Dopo mezzo secolo è difficile risalire a qualcuno che, all’inizio degli anni settanta, faceva l’Università a Uppsala e ha visto nascere questo strano urlo collettivo. Dovrebbe esser nato intorno agli inizi degli anni cinquanta, quindi oggi avrebbe almeno settant’anni. Difficile ma non impossibile, no? Così ci ho provato. Per qualche giorno ho cercato contatti di studenti dell’epoca attraverso amici scandinavi, ho chiesto dei loro nonni, ma non ho trovato nessuna informazione utile. Ho sentito (anche se indirettamente) un paio di anziani svedesi, ma della tradizione dell’urlo di Flogsta hanno solo “sentito parlare”. Pazienza.

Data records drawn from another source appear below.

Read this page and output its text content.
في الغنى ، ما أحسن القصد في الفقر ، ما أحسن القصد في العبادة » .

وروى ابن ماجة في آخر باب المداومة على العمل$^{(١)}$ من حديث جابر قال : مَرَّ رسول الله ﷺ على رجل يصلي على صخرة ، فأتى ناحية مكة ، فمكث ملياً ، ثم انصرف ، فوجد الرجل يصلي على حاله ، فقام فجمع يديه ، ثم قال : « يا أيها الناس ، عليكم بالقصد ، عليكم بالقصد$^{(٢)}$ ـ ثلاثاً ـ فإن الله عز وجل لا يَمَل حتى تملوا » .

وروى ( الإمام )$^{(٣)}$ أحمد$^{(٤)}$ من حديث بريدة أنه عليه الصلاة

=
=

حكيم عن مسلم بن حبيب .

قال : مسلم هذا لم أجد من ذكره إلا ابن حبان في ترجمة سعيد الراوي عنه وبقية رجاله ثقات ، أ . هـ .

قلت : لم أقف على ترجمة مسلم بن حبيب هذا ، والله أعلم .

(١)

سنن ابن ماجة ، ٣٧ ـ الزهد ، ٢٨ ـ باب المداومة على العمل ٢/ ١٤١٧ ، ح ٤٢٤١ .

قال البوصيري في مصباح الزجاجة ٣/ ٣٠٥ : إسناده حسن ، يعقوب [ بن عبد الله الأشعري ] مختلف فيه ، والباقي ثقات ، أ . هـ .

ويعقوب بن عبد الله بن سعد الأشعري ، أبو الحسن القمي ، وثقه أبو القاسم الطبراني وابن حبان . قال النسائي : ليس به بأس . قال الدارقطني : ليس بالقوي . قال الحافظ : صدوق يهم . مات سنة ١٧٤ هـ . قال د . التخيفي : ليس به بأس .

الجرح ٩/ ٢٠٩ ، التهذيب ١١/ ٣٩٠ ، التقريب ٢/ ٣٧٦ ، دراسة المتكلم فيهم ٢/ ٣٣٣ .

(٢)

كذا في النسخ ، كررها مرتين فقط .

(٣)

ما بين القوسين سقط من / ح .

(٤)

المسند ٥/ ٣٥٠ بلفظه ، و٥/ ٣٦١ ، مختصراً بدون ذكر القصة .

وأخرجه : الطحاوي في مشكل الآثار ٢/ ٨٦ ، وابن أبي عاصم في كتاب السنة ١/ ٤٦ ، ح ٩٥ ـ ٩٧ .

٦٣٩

In ogni caso, leggendo qua e là ho visto che, oltre che “Flogstavrålet”, il nome di quest’usanza è anche “Elvavrålet”, che in svedese dovrebbe significare qualcosa come “ruggito delle undici”. Questo sarebbe diffuso anche in altre città, come Lund, nel sud della Svezia. Ma i nomi non finiscono qui: c’è chi lo chiama “il ruggito di Delphi” dal nome di un’altra zona studentesca, oppure quello che secondo me è il nome più bello e significativo di tutti: il pianto di Lappkärr. Che è l’abbreviazione di Lappkärrsberget, un quartiere di Stoccolma. Quando ho letto questo nome ho ricominciato a googlare aggiungendo alle ricerche la parola “cry”, e così ho trovato che alcuni svedesi lo conoscono come “il pianto delle dieci”, oppure “l’urlo dell’ansia”. Finalmente. Quando ho trovato che ci sono dei nomi che legano il fenomeno all’ansia o all’atto di piangere, ho sentito finalmente la curiosità saziarsi: se si chiama così, ho pensato, allora è la prova che è davvero un gesto collettivo nato e protratto nel tempo per liberare dallo stress la collettività. Non è uno scherzo, non c’entra la goliardia, non è un vezzo dadaista e non è nemmeno, come dice il sito dell’Università di Uppsala che vi dicevo poco fa, “un’attrazione”.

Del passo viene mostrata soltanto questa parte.